Temel Performans Göstergeleri (Key Performance Indicator veya kısa adıyla KPI) ve İşlemler

İş modeli belirlendikten sonra şirket, amaçlarına göre işlemler yapar ve belirlenen amaçlara göre ne gibi eforun sarf edilmesi gerektiğini hesaplar, buna göre de amaca ulaşmanın en etkili ve verimli yollarını tespit etmeye çalışır.

Birçok nitelik ve yeteneğe sahip çalışanları olan büyük bir şirkette kullanılacak olan uygulama işlemi, sistematik bir şekilde tekrarlanabilir ve büyüyebilir özellikte olmalıdır.

Finans, İnsan Kaynakları, Hukuki Departmanlar ve İşletme ekiplerinde çalışan kişiler Temel Performans Göstergelerini kurmuştur. Bunun amacı; ölçme, kontrol etme ve uygulama için belirlenen hedeflere ulaşmada yardımcı olacak işlem ve prosedürleri tespit etmektir.

Şitketlerin etkili olmasını sağlayan KPI ve işlemler, aynı şirketin çevik ve yenilikçi olamamasının altında yatan en başlıca nedendir.

Finans

Halka açık olan şirketlerin hedefleri çoğunlukla Temel Performans Göstergeleri tarafından belirlenir.

Bu hedefler arasında; aktif karlılık, sermaya geliri, iç karlılık oranı, brüt net payı, hisse başı kazançlar, sınırsal maliyet, marjinal gelir, borç, özsermaye, EbitDA, fiyat kazanç oranı, işletme kazancı, çalışan başına net gelir, döner sermaye, borç-özsermaye oranı, asit test oranı, alacaklılar hesabı, mal değerlendirimi, kredi kayıpları rezervi, minimum kabul edilen verim oranı ile ilgili şeyler yer alır.

Aktif karlılık ve iç karlılık oranı gibi kurumsal finans ölçülerini olumlu göstermenin bazı yolları mevcuttur:

  • Her şeyi dış kaynaklar yoluyla yaptırmak,
  • Varlıkları denge şemasından çıkarmak,
  • Sadece hızlı getirisi olacak şeylere yatırım yapmak.

Uzun vadede yenilikçi olmak isteyen bir şirket bu ölçüler yüzünden zor durumda kalır.

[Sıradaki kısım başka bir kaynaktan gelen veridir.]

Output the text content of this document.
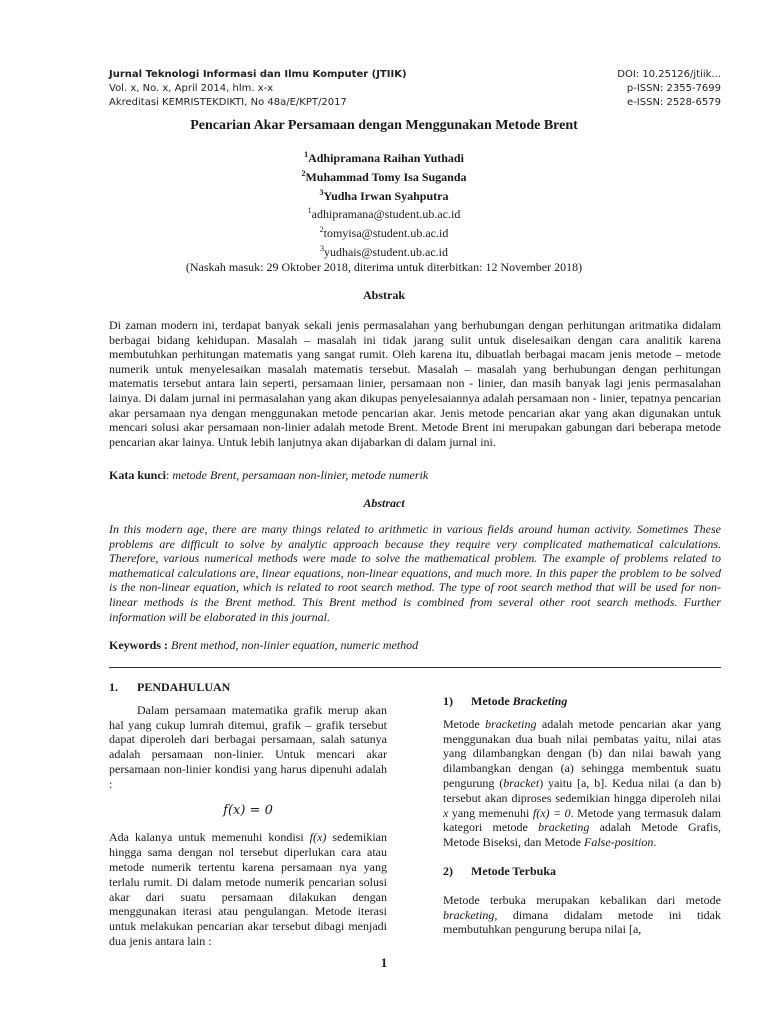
Jurnal Teknologi Informasi dan Ilmu Komputer (JTIIK)	DOI: 10.25126/jtiik...
Vol. x, No. x, April 2014, hlm. x-x	p-ISSN: 2355-7699
Akreditasi KEMRISTEKDIKTI, No 48a/E/KPT/2017	e-ISSN: 2528-6579
Pencarian Akar Persamaan dengan Menggunakan Metode Brent
$^1$Adhipramana Raihan Yuthadi
$^2$Muhammad Tomy Isa Suganda
$^3$Yudha Irwan Syahputra
$^1$adhipramana@student.ub.ac.id
$^2$tomyisa@student.ub.ac.id
$^3$yudhais@student.ub.ac.id
(Naskah masuk: 29 Oktober 2018, diterima untuk diterbitkan: 12 November 2018)
Abstrak
Di zaman modern ini, terdapat banyak sekali jenis permasalahan yang berhubungan dengan perhitungan aritmatika didalam berbagai bidang kehidupan. Masalah – masalah ini tidak jarang sulit untuk diselesaikan dengan cara analitik karena membutuhkan perhitungan matematis yang sangat rumit. Oleh karena itu, dibuatlah berbagai macam jenis metode – metode numerik untuk menyelesaikan masalah matematis tersebut. Masalah – masalah yang berhubungan dengan perhitungan matematis tersebut antara lain seperti, persamaan linier, persamaan non - linier, dan masih banyak lagi jenis permasalahan lainya. Di dalam jurnal ini permasalahan yang akan dikupas penyelesaiannya adalah persamaan non - linier, tepatnya pencarian akar persamaan nya dengan menggunakan metode pencarian akar. Jenis metode pencarian akar yang akan digunakan untuk mencari solusi akar persamaan non-linier adalah metode Brent. Metode Brent ini merupakan gabungan dari beberapa metode pencarian akar lainya. Untuk lebih lanjutnya akan dijabarkan di dalam jurnal ini.
Kata kunci: metode Brent, persamaan non-linier, metode numerik
Abstract
In this modern age, there are many things related to arithmetic in various fields around human activity. Sometimes These problems are difficult to solve by analytic approach because they require very complicated mathematical calculations. Therefore, various numerical methods were made to solve the mathematical problem. The example of problems related to mathematical calculations are, linear equations, non-linear equations, and much more. In this paper the problem to be solved is the non-linear equation, which is related to root search method. The type of root search method that will be used for non-linear methods is the Brent method. This Brent method is combined from several other root search methods. Further information will be elaborated in this journal.
Keywords : Brent method, non-linier equation, numeric method
1. PENDAHULUAN

Dalam persamaan matematika grafik merup akan hal yang cukup lumrah ditemui, grafik – grafik tersebut dapat diperoleh dari berbagai persamaan, salah satunya adalah persamaan non-linier. Untuk mencari akar persamaan non-linier kondisi yang harus dipenuhi adalah :

f(x) = 0

Ada kalanya untuk memenuhi kondisi f(x) sedemikian hingga sama dengan nol tersebut diperlukan cara atau metode numerik tertentu karena persamaan nya yang terlalu rumit. Di dalam metode numerik pencarian solusi akar dari suatu persamaan dilakukan dengan menggunakan iterasi atau pengulangan. Metode iterasi untuk melakukan pencarian akar tersebut dibagi menjadi dua jenis antara lain :

1) Metode Bracketing

Metode bracketing adalah metode pencarian akar yang menggunakan dua buah nilai pembatas yaitu, nilai atas yang dilambangkan dengan (b) dan nilai bawah yang dilambangkan dengan (a) sehingga membentuk suatu pengurung (bracket) yaitu [a, b]. Kedua nilai (a dan b) tersebut akan diproses sedemikian hingga diperoleh nilai x yang memenuhi f(x) = 0. Metode yang termasuk dalam kategori metode bracketing adalah Metode Grafis, Metode Biseksi, dan Metode False-position.

2) Metode Terbuka

Metode terbuka merupakan kebalikan dari metode bracketing, dimana didalam metode ini tidak membutuhkan pengurung berupa nilai [a,

1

Finansal performans göstergeleri; satış ve üretim gibi operasyonal fonksiyonları ya da kendi içerisinde uygulama KPI’sına sahip olan (pazar payı, kişi başına satış, müşteri edinme ücretleri, ortalama satış fiyatı, hedeflenen aylık sürekli gelir, müşteri yaşam boyu değeri, müşteri erime ve koruma oranı, envanter stok yenileme oranı gibi) faktörleri yönetir.

İnsan Kaynakları İşlemleri

İnsan Kaynakları; belirlenen işletme fonksiyonlarının ve işin gerektirdiği niteliklerin uygulanması için eleman alımı ve elemanın işten çıkarılması gibi görevlerden sorumludur.

Kurumsal inovasyona ulaşma yolunda; belki de en az bilinen ama bir o kadar da tartışma konusu olan insan kaynakları işlemlerinden biri, teşvik tedbirlerindeki değişikliklerdir.

Uygulamaya odaklı bir şirkette teşvik sistemi, aylık ya da senelik plan dahilinde belirtilen hedeflere ulaşmak amacıyla kullanılır. Satış ekipleri komisyona, yönetimsel maaş hisse başına kara, iş birimleri ise gelir ve kara bağlı şekilde çalışır.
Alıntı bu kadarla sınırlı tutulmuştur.